Methods: During this 12-month retrospective, consecutive, comparative case series, patients received ranibizumab 0.5 mg according to a TE or PRN regimen. Monthly optical coherence tomography (OCT) evaluation was performed during the PRN regimen; retreatment criteria included recurrence of intra-/subretinal fluid, or haemorrhages. During the TE regimen, initial treatment with 4-week intervals was sequentially lengthened by 2 weeks until signs of choroidal neovascularization (CNV) activity recurred. Study end-points included mean change in best corrected visual acuity (BCVA) and central retinal thickness (CRT), mean injection frequency and number of follow-up visits attended.

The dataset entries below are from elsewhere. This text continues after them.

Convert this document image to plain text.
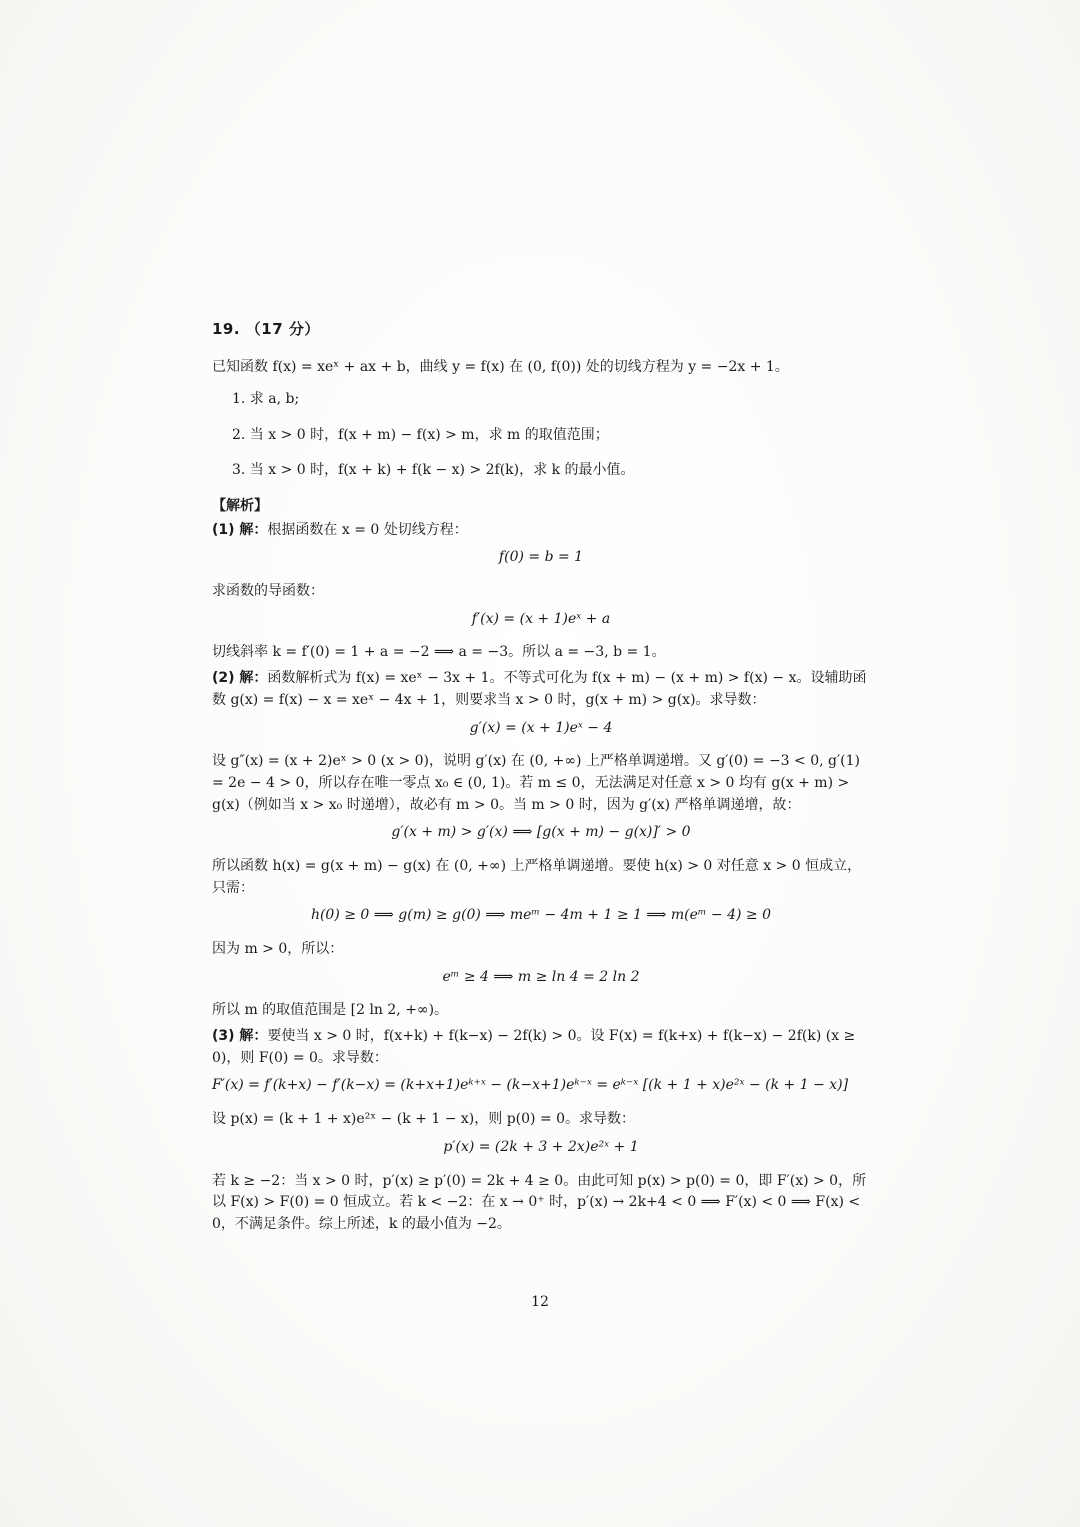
19. （17 分）
已知函数 f(x) = xeˣ + ax + b，曲线 y = f(x) 在 (0, f(0)) 处的切线方程为 y = −2x + 1。
1. 求 a, b;
2. 当 x > 0 时，f(x + m) − f(x) > m，求 m 的取值范围；
3. 当 x > 0 时，f(x + k) + f(k − x) > 2f(k)，求 k 的最小值。
【解析】
(1) 解：根据函数在 x = 0 处切线方程：
f(0) = b = 1
求函数的导函数：
f′(x) = (x + 1)eˣ + a
切线斜率 k = f′(0) = 1 + a = −2 ⟹ a = −3。所以 a = −3, b = 1。
(2) 解：函数解析式为 f(x) = xeˣ − 3x + 1。不等式可化为 f(x + m) − (x + m) > f(x) − x。设辅助函数 g(x) = f(x) − x = xeˣ − 4x + 1，则要求当 x > 0 时，g(x + m) > g(x)。求导数：
g′(x) = (x + 1)eˣ − 4
设 g″(x) = (x + 2)eˣ > 0 (x > 0)，说明 g′(x) 在 (0, +∞) 上严格单调递增。又 g′(0) = −3 < 0, g′(1) = 2e − 4 > 0，所以存在唯一零点 x₀ ∈ (0, 1)。若 m ≤ 0，无法满足对任意 x > 0 均有 g(x + m) > g(x)（例如当 x > x₀ 时递增），故必有 m > 0。当 m > 0 时，因为 g′(x) 严格单调递增，故：
g′(x + m) > g′(x) ⟹ [g(x + m) − g(x)]′ > 0
所以函数 h(x) = g(x + m) − g(x) 在 (0, +∞) 上严格单调递增。要使 h(x) > 0 对任意 x > 0 恒成立，只需：
h(0) ≥ 0 ⟹ g(m) ≥ g(0) ⟹ meᵐ − 4m + 1 ≥ 1 ⟹ m(eᵐ − 4) ≥ 0
因为 m > 0，所以：
eᵐ ≥ 4 ⟹ m ≥ ln 4 = 2 ln 2
所以 m 的取值范围是 [2 ln 2, +∞)。
(3) 解：要使当 x > 0 时，f(x+k) + f(k−x) − 2f(k) > 0。设 F(x) = f(k+x) + f(k−x) − 2f(k) (x ≥ 0)，则 F(0) = 0。求导数：
F′(x) = f′(k+x) − f′(k−x) = (k+x+1)eᵏ⁺ˣ − (k−x+1)eᵏ⁻ˣ = eᵏ⁻ˣ [(k + 1 + x)e²ˣ − (k + 1 − x)]
设 p(x) = (k + 1 + x)e²ˣ − (k + 1 − x)，则 p(0) = 0。求导数：
p′(x) = (2k + 3 + 2x)e²ˣ + 1
若 k ≥ −2：当 x > 0 时，p′(x) ≥ p′(0) = 2k + 4 ≥ 0。由此可知 p(x) > p(0) = 0，即 F′(x) > 0，所以 F(x) > F(0) = 0 恒成立。若 k < −2：在 x → 0⁺ 时，p′(x) → 2k+4 < 0 ⟹ F′(x) < 0 ⟹ F(x) < 0，不满足条件。综上所述，k 的最小值为 −2。
12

Results: Baseline characteristics were similar between the TE (n = 70) and PRN (n = 70) groups. Mean change in BCVA from baseline to Month 12 was significantly greater in the TE group than the PRN group (+0.18 ± 0.17 versus +0.07 ± 0.20, p < 0.001). Mean change in CRT from baseline to Month 12 was greater in the TE group than the PRN group (-116 ± 132 versus -58 ± 157 μm, p = 0.019). The number of follow-up visits attended was significantly higher in the PRN group than the TE group (11.9 ± 1.1 versus 8.6 ± 1.9, p < 0.001), while patients in the TE group received more injections during the study than those in the PRN group (8.6 ± 1.9 versus 6.0 ± 1.9, p < 0.001).
Conclusion: Ranibizumab administered using a TE regimen in treatment-naïve patients with nAMD provided better visual outcomes with fewer clinic visits, compared with a PRN regimen.
Keywords: pro re nata; neovascular age-related macular degeneration; ranibizumab; treat and extend.
© 2016 Acta Ophthalmologica Scandinavica Foundation. Published by John Wiley & Sons Ltd.